Patients with advanced melanoma resistant to immune checkpoint or BRAF/MEK inhibitors have treatment options with relatively low efficacy. Lifileucel, a one-time autologous tumor-infiltrating lymphocyte cell therapy, was approved in the United States on the basis of the pivotal C-144-01 study. A 5-year follow-up of the C-144-01 trial assessed the long-term efficacy and safety of lifileucel. At the cutoff date (November 20, 2024), the objective response rate was 31.4% (complete response [CR], 5.9%; partial response [PR], 25.5%). Overall, 79.3% of patients had tumor burden reduction; 16 had deepened responses with four converting from PR to CR > 1 year after lifileucel infusion; 31.3% of responders completed the 5-year assessment with ongoing responses. The median duration of response was 36.5 months. Responders (n = 48) had lower tumor burden and fewer liver or brain metastases than the overall population. The median overall survival (OS) was 13.9 months, with a 5-year OS of 19.7%. Adverse events were consistent with nonmyeloablative lymphodepletion and interleukin-2 safety profiles and declined rapidly within 2 weeks after lifileucel infusion. Most grade 3/4 cytopenias resolved to grade ≤2 by day 30. This 5-year analysis demonstrated long-term benefit and meaningful OS with one-time lifileucel therapy, with no additional long-term safety concerns.

FIG 1.

Patient disposition. Four patients underwent tumor harvest but NMA-LD was not administered because of death (cohort 2, n = 1; cohort 4, n = 3).

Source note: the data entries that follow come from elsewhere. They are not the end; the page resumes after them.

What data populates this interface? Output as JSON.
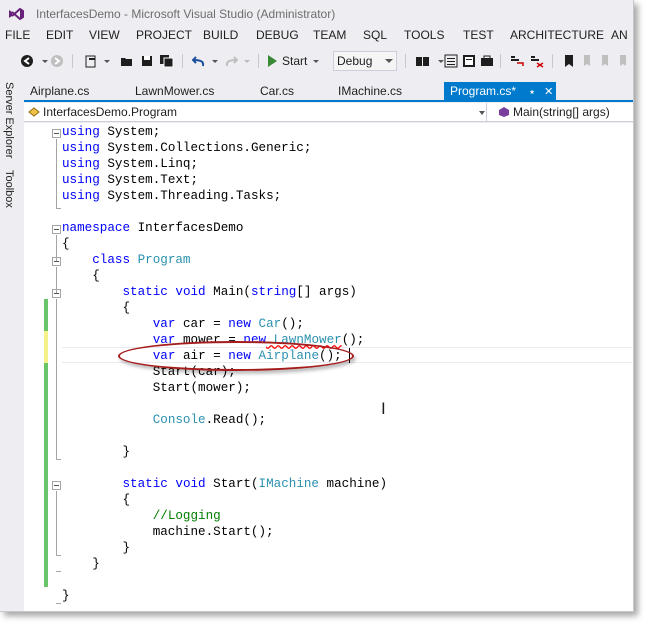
{
  "window": {
    "title": "InterfacesDemo - Microsoft Visual Studio (Administrator)"
  },
  "menu": [
    "FILE",
    "EDIT",
    "VIEW",
    "PROJECT",
    "BUILD",
    "DEBUG",
    "TEAM",
    "SQL",
    "TOOLS",
    "TEST",
    "ARCHITECTURE",
    "AN"
  ],
  "toolbar": {
    "icons": [
      "back-icon",
      "forward-icon",
      "new-project-icon",
      "open-file-icon",
      "save-icon",
      "save-all-icon",
      "undo-icon",
      "redo-icon",
      "start-icon",
      "find-in-files-icon",
      "solution-explorer-icon",
      "properties-icon",
      "comment-icon",
      "uncomment-icon",
      "bookmark-icon",
      "prev-bookmark-icon",
      "next-bookmark-icon",
      "clear-bookmarks-icon"
    ],
    "start_label": "Start",
    "config_value": "Debug"
  },
  "side_tabs": [
    "Server Explorer",
    "Toolbox"
  ],
  "tabs": [
    {
      "label": "Airplane.cs",
      "active": false
    },
    {
      "label": "LawnMower.cs",
      "active": false
    },
    {
      "label": "Car.cs",
      "active": false
    },
    {
      "label": "IMachine.cs",
      "active": false
    },
    {
      "label": "Program.cs*",
      "active": true
    }
  ],
  "navbar": {
    "type": "InterfacesDemo.Program",
    "member": "Main(string[] args)"
  },
  "code": {
    "lines": [
      [
        [
          "kw",
          "using"
        ],
        [
          "",
          "System;"
        ]
      ],
      [
        [
          "kw",
          "using"
        ],
        [
          "",
          "System.Collections.Generic;"
        ]
      ],
      [
        [
          "kw",
          "using"
        ],
        [
          "",
          "System.Linq;"
        ]
      ],
      [
        [
          "kw",
          "using"
        ],
        [
          "",
          "System.Text;"
        ]
      ],
      [
        [
          "kw",
          "using"
        ],
        [
          "",
          "System.Threading.Tasks;"
        ]
      ],
      [],
      [
        [
          "kw",
          "namespace"
        ],
        [
          "",
          "InterfacesDemo"
        ]
      ],
      [
        [
          "",
          "{"
        ]
      ],
      [
        [
          "",
          "    "
        ],
        [
          "kw",
          "class"
        ],
        [
          "ty",
          " Program"
        ]
      ],
      [
        [
          "",
          "    {"
        ]
      ],
      [
        [
          "",
          "        "
        ],
        [
          "kw",
          "static"
        ],
        [
          "",
          ""
        ],
        [
          "kw",
          " void"
        ],
        [
          "",
          " Main("
        ],
        [
          "kw",
          "string"
        ],
        [
          "",
          "[] args)"
        ]
      ],
      [
        [
          "",
          "        {"
        ]
      ],
      [
        [
          "",
          "            "
        ],
        [
          "kw",
          "var"
        ],
        [
          "",
          " car = "
        ],
        [
          "kw",
          "new"
        ],
        [
          "ty",
          " Car"
        ],
        [
          "",
          "();"
        ]
      ],
      [
        [
          "",
          "            "
        ],
        [
          "kw",
          "var"
        ],
        [
          "",
          " mower = "
        ],
        [
          "kw",
          "new"
        ],
        [
          "squigty",
          " LawnMower"
        ],
        [
          "",
          "();"
        ]
      ],
      [
        [
          "",
          "            "
        ],
        [
          "kw",
          "var"
        ],
        [
          "",
          " air = "
        ],
        [
          "kw",
          "new"
        ],
        [
          "ty",
          " Airplane"
        ],
        [
          "",
          "();"
        ]
      ],
      [
        [
          "",
          "            Start(car);"
        ]
      ],
      [
        [
          "",
          "            Start(mower);"
        ]
      ],
      [],
      [
        [
          "",
          "            "
        ],
        [
          "ty",
          "Console"
        ],
        [
          "",
          ".Read();"
        ]
      ],
      [],
      [
        [
          "",
          "        }"
        ]
      ],
      [],
      [
        [
          "",
          "        "
        ],
        [
          "kw",
          "static"
        ],
        [
          "kw",
          " void"
        ],
        [
          "",
          " Start("
        ],
        [
          "ty",
          "IMachine"
        ],
        [
          "",
          " machine)"
        ]
      ],
      [
        [
          "",
          "        {"
        ]
      ],
      [
        [
          "",
          "            "
        ],
        [
          "cm",
          "//Logging"
        ]
      ],
      [
        [
          "",
          "            machine.Start();"
        ]
      ],
      [
        [
          "",
          "        }"
        ]
      ],
      [
        [
          "",
          "    }"
        ]
      ],
      [],
      [
        [
          "",
          "}"
        ]
      ]
    ]
  },
  "colors": {
    "tab_active": "#007acc",
    "keyword": "#0000ff",
    "type": "#2b91af",
    "comment": "#008000",
    "change_saved": "#6ac46a",
    "change_unsaved": "#f5f28a",
    "annotation_ellipse": "#a51c1c"
  }
}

One patient in cohort 2 was administered NMA-LD but lifileucel was not infused because of death. ^aPatients subsequently died due to progressive disease. ^bDeaths due to adverse events unrelated to any component of the lifileucel regimen include septic shock (n = 1), failure to thrive (n = 2), cerebral hemorrhage (n = 1), multiple organ dysfunction syndrome (n = 1), pulmonary embolism (n = 1), and intracranial hemorrhage (n = 1); death due to treatment-related adverse events include pneumonia related to NMA-LD and IL-2 administration (n = 1), arrhythmia related to cyclophosphamide (n = 1), acute respiratory failure related to NMA-LD (n = 1), intra-abdominal hemorrhage related to all components of the lifileucel regimen (n = 1), and bone marrow failure related to all components of the lifileucel treatment regimen (n = 1). ^cOther causes of death were disease progression or metastatic melanoma (n = 5), death during sleep (n = 1), and unknown causes (n = 4). IL-2, interleukin-2; NMA-LD, nonmyeloablative lymphodepletion.

FIG 2.

Kaplan-Meier estimated DOR in patients who achieved CR or PR. Tick marks indicate censored patients. CR, complete response; DOR, duration of response; NR, not reached; PR, partial response.

FIG 3.

Time to response and time on efficacy assessment for confirmed responders. CR, complete response; PD, progressive disease; PR, partial response.